I was clueless as to whether winning would put me into the Top 8 or not, but my opponent was excited for us both. He was playing Jeskai Tokens, and games 1 and 2 were lopsided, first in his favour, then mine. In game 3, he managed to get out an early pair of Jeskai Ascendancy, followed up with a Monastery Mentor. Luckily, my hand was loaded with action, and it was hard to say which way things would fall. After grinding through my hand of removal spells, my opponent took a dive, turning a Monk token into a 10/10, but I had Ætherspouts (an unexpected star) to answer it, and quickly took over with Ugin. It was the most exciting round of the tournament; and turning around afterwards and seeing my girlfriend, Yuki, watching me with a big smile on her face was easily my happiest moment in Magic. Finding out that I made Top 8 was all the more special for her presence, maybe even overshadowed by it.

Spoiler: I lost the quarterfinals. The atmosphere was so relaxed without a clock ticking, and the judge watching us had a lighthearted personality. Combined with my exhaustion, it felt more kitchen table Magic than a PPTQ. I was just happy to collect my packs and head out for dinner with Yuki. I’d achieved a lot more than anticipated, and was happy to call it a day.

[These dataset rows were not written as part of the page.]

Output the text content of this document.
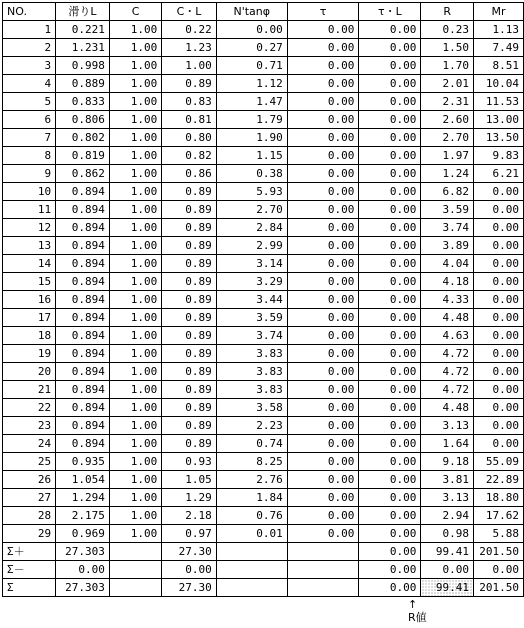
NO.	滑りL	C	C・L	N'tanφ	τ	τ・L	R	Mr
1	0.221	1.00	0.22	0.00	0.00	0.00	0.23	1.13
2	1.231	1.00	1.23	0.27	0.00	0.00	1.50	7.49
3	0.998	1.00	1.00	0.71	0.00	0.00	1.70	8.51
4	0.889	1.00	0.89	1.12	0.00	0.00	2.01	10.04
5	0.833	1.00	0.83	1.47	0.00	0.00	2.31	11.53
6	0.806	1.00	0.81	1.79	0.00	0.00	2.60	13.00
7	0.802	1.00	0.80	1.90	0.00	0.00	2.70	13.50
8	0.819	1.00	0.82	1.15	0.00	0.00	1.97	9.83
9	0.862	1.00	0.86	0.38	0.00	0.00	1.24	6.21
10	0.894	1.00	0.89	5.93	0.00	0.00	6.82	0.00
11	0.894	1.00	0.89	2.70	0.00	0.00	3.59	0.00
12	0.894	1.00	0.89	2.84	0.00	0.00	3.74	0.00
13	0.894	1.00	0.89	2.99	0.00	0.00	3.89	0.00
14	0.894	1.00	0.89	3.14	0.00	0.00	4.04	0.00
15	0.894	1.00	0.89	3.29	0.00	0.00	4.18	0.00
16	0.894	1.00	0.89	3.44	0.00	0.00	4.33	0.00
17	0.894	1.00	0.89	3.59	0.00	0.00	4.48	0.00
18	0.894	1.00	0.89	3.74	0.00	0.00	4.63	0.00
19	0.894	1.00	0.89	3.83	0.00	0.00	4.72	0.00
20	0.894	1.00	0.89	3.83	0.00	0.00	4.72	0.00
21	0.894	1.00	0.89	3.83	0.00	0.00	4.72	0.00
22	0.894	1.00	0.89	3.58	0.00	0.00	4.48	0.00
23	0.894	1.00	0.89	2.23	0.00	0.00	3.13	0.00
24	0.894	1.00	0.89	0.74	0.00	0.00	1.64	0.00
25	0.935	1.00	0.93	8.25	0.00	0.00	9.18	55.09
26	1.054	1.00	1.05	2.76	0.00	0.00	3.81	22.89
27	1.294	1.00	1.29	1.84	0.00	0.00	3.13	18.80
28	2.175	1.00	2.18	0.76	0.00	0.00	2.94	17.62
29	0.969	1.00	0.97	0.01	0.00	0.00	0.98	5.88
Σ＋	27.303		27.30			0.00	99.41	201.50
Σ－	0.00		0.00			0.00	0.00	0.00
Σ	27.303		27.30			0.00	99.41	201.50
↑
R値
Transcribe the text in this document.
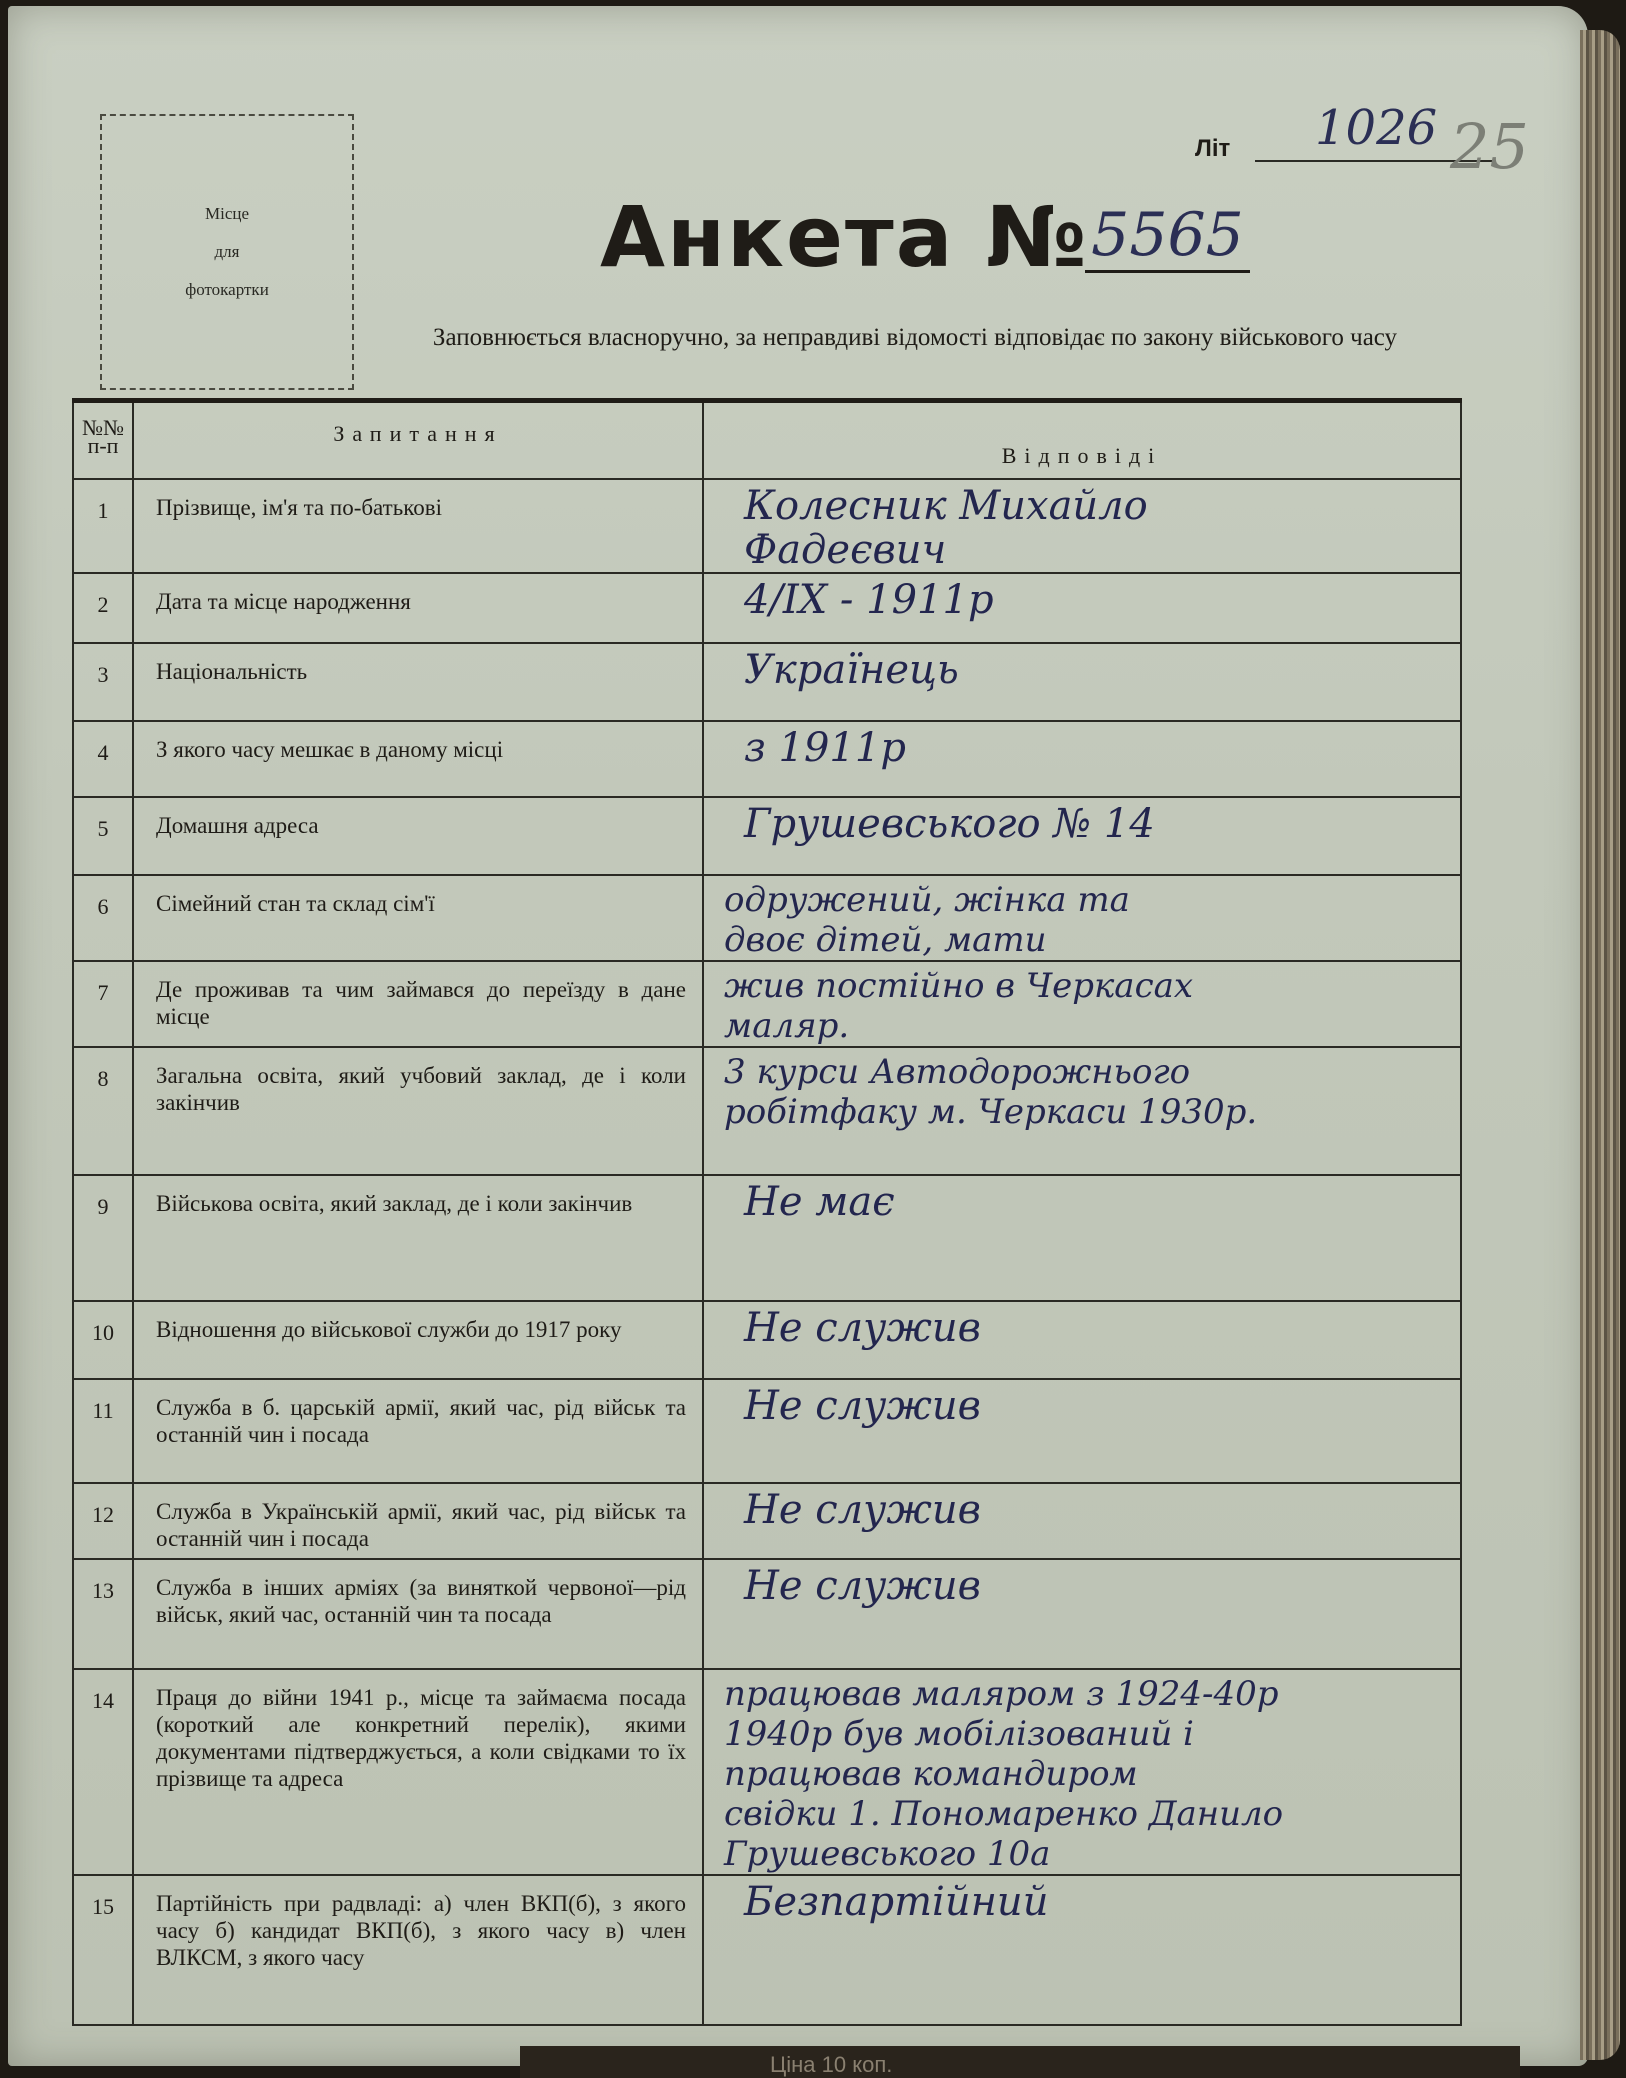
Ціна 10 коп.
Місце
для
фотокартки
Літ 1026 25
Анкета № 5565
Заповнюється власноручно, за неправдиві відомості відповідає по закону військового часу
№№ п-п	Запитання	Відповіді
1	Прізвище, ім'я та по-батькові	Колесник Михайло
Фадеєвич

2	Дата та місце народження	4/IX - 1911р

3	Національність	Українець

4	З якого часу мешкає в даному місці	з 1911р

5	Домашня адреса	Грушевського № 14

6	Сімейний стан та склад сім'ї	одружений, жінка та
двоє дітей, мати

7	Де проживав та чим займався до переїзду в дане місце	жив постійно в Черкасах
маляр.

8	Загальна освіта, який учбовий заклад, де і коли закінчив	3 курси Автодорожнього
робітфаку м. Черкаси 1930р.

9	Військова освіта, який заклад, де і коли закінчив	Не має

10	Відношення до військової служби до 1917 року	Не служив

11	Служба в б. царській армії, який час, рід військ та останній чин і посада	Не служив

12	Служба в Українській армії, який час, рід військ та останній чин і посада	Не служив

13	Служба в інших арміях (за виняткой червоної—рід військ, який час, останній чин та посада	Не служив

14	Праця до війни 1941 р., місце та займаєма посада (короткий але конкретний перелік), якими документами підтверджується, а коли свідками то їх прізвище та адреса	працював маляром з 1924-40р
1940р був мобілізований і
працював командиром
свідки 1. Пономаренко Данило
Грушевського 10а

15	Партійність при радвладі: а) член ВКП(б), з якого часу б) кандидат ВКП(б), з якого часу в) член ВЛКСМ, з якого часу	Безпартійний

Standard hasn’t been on my radar since, and most of my Magic games are still online; but things are slowly improving. My playtesting group’s problematic admin resigned, coincidentally on the same day that I shared an article about the word ‘rape’ and the Zach Jesse affair to a positive community response. While the competitive drive is still there, the more important thing to me right now is Yuki’s growing interest in drafting again come Magic Origins. On top of that, we’ll be headed to our first GP in Sydney in October, and I’ll be spamming her with anything related to Battle for Zendikar until then. My journey in Magic so far has been bumpy and expensive, but I can’t see myself spending as much time and effort on any other game.